Ce phénomène, loin d’être banal, s'explique, selon lui, par la conjugaison de plusieurs facteurs, dont le plus important est «une carence de moyens techniques». A titre illustratif, il cite l’exemple de radiologues qui, dira-t-il, «ne veulent pas travailler dans certaines villes à cause de l’absence d’IRM. Car, travailler des années durant sans matériel, c’est perdre sa formation». Il a diagnostiqué d’autres causes; telles que les problèmes de logement, de rémunération et de transport. «En matière d’infrastructures, il y a une réelle avancée dans les wilayas, mais je pense que la locomotive, c’est toujours le facteur humain», met-il en exergue. Il lance un appel pour une meilleure prise en charge du personnel médical pour soigner les Algériens.
Dans ce contexte, il faut rappeler que des contrats de 6 ans seront signés avec les médecins spécialistes fraîchement diplômés pour travailler dans les wilayas du Sud, dans le but de remédier au manque de spécialistes au niveau des établissements de santé de ces régions.

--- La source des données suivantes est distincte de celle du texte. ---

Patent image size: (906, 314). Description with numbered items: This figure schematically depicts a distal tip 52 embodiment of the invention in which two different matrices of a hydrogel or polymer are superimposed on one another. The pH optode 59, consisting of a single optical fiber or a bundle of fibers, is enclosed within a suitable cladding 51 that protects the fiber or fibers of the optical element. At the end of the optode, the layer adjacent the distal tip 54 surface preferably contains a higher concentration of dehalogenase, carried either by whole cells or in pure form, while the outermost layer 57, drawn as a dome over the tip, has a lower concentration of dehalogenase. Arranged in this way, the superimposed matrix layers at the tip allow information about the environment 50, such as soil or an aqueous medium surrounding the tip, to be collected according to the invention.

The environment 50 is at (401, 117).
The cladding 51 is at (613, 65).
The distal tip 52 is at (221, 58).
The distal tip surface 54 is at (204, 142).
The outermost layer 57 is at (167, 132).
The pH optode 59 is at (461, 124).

Abdelhak Saihi, ministre de la Santé, avait déjà déclaré que «le secteur de la Santé a ouvert plusieurs chantiers de réflexion sur les moyens d'améliorer les conditions socioprofessionnelles des travailleurs du secteur, notamment le corps médical, dans le cadre d'un programme national dans l'intérêt du patient». L’urgence est d'atténuer la répartition inégalitaire de personnels entre régions, institutions, services, source principale de dépenses improductives et de mécontentement des acteurs du système de soins et des citoyens.
Ces inégalités doivent être étudiées, au delà de la dimension économique qui ne les explique seulement qu’en partie. Ilyes Akhamouk aborde aussi un autre sujet d’actualité très délicat : le départ massif de médecins vers l’étranger. Cette fuite des praticiens de la santé et la possible désertion des hôpitaux du pays ne sont pas sans conséquences et inquiètent. En cause, des conditions de travail difficiles et l’absence d’infrastructures adaptées pour effectuer correctement leur métier.

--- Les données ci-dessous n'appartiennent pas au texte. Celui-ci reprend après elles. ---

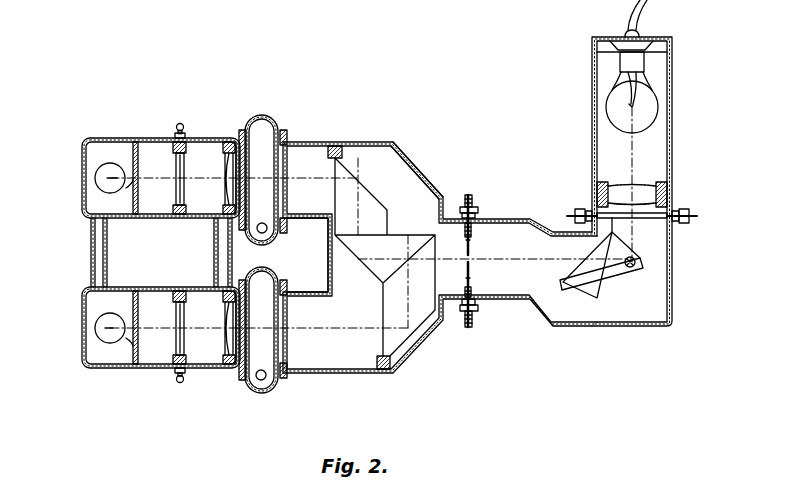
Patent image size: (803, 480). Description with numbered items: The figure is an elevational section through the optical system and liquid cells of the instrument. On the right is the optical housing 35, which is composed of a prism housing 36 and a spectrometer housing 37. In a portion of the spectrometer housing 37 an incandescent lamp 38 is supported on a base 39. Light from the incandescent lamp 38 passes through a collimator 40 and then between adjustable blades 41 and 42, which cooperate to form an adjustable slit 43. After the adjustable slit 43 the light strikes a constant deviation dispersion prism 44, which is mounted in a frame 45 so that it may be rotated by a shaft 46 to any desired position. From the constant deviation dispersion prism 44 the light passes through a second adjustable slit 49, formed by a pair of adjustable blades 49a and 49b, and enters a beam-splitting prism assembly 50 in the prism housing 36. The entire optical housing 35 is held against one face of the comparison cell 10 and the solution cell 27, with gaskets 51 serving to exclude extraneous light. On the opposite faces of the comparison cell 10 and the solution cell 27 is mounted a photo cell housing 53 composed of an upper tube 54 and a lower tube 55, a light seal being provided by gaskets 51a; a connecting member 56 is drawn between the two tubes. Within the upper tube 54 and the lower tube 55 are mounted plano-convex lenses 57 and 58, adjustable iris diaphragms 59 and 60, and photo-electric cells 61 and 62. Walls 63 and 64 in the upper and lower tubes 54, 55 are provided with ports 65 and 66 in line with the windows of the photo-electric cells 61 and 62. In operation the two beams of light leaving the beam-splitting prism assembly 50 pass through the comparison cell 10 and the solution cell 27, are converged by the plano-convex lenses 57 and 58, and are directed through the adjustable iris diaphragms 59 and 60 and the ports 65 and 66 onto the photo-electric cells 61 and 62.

The comparison cell 10 is at (268, 118).
The solution cell 27 is at (270, 392).
The optical housing 35 is at (427, 162).
The prism housing 36 is at (390, 142).
The spectrometer housing 37 is at (592, 146).
The incandescent lamp 38 is at (658, 108).
The base 39 is at (658, 36).
The collimator 40 is at (651, 183).
The adjustable blade 41 is at (645, 219).
The adjustable blade 42 is at (632, 220).
The adjustable slit 43 is at (649, 218).
The constant deviation dispersion prism 44 is at (625, 286).
The frame 45 is at (584, 292).
The shaft 46 is at (637, 263).
The adjustable slit 49 is at (471, 262).
The adjustable blade 49a is at (472, 243).
The adjustable blade 49b is at (472, 278).
The beam-splitting prism assembly 50 is at (353, 172).
The gaskets 51 is at (281, 238).
The gaskets 51a is at (238, 232).
The photo cell housing 53 is at (90, 243).
The upper tube 54 is at (96, 138).
The lower tube 55 is at (105, 369).
The connecting strut 56 is at (105, 268).
The plano-convex lens 57 is at (224, 156).
The plano-convex lens 58 is at (224, 350).
The adjustable iris diaphragm 59 is at (177, 150).
The adjustable iris diaphragm 60 is at (172, 352).
The photo-electric cell 61 is at (96, 177).
The photo-electric cell 62 is at (95, 323).
The wall 63 is at (136, 150).
The wall 64 is at (132, 368).
The port 65 is at (133, 188).
The port 66 is at (136, 336).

A moyen terme, cet exode menace la pérennité même du système de santé. L'Algérie a perdu des milliers de médecins hautement qualifiés et expérimentés ces dernières années, qui sont partis en France. Sans compter ceux qui ont choisi d'autres destinations, comme le Canada, la Grande-Bretagne ou encore le Moyen-Orient. La multiplication des offres d’emploi à l’étranger et particulièrement l’augmentation à 2700 des postes de médecins ouverts aux étrangers par la France inquiètent et font craindre une nouvelle saignée au sein du personnel médical algérien.
Le Dr Ilyes Akhamouk en est pleinement conscient et appelle à «agir vite pour limiter cette hémorragie» avec des mesures incitatives, concrètes et opérationnelles pour garder cette «matière grise» au niveau national. L’intervenant insiste, particulièrement, sur la nécessité d’élaborer une stratégie pour inciter les médecins à s’installer dans les wilayas du Sud et frontalières, où il y a un risque de réémergence de maladies infectieuses. «Avec le réchauffement climatique et l’instabilité politique au Sahel, des maladies tropicales risquent de s’introduire en Algérie», met-il en garde. Il a ajouté qu’une augmentation sensible des cas de paludisme a été observée : entre 150 et 1000 cas ont été enregistrés en moyenne en 10 ans.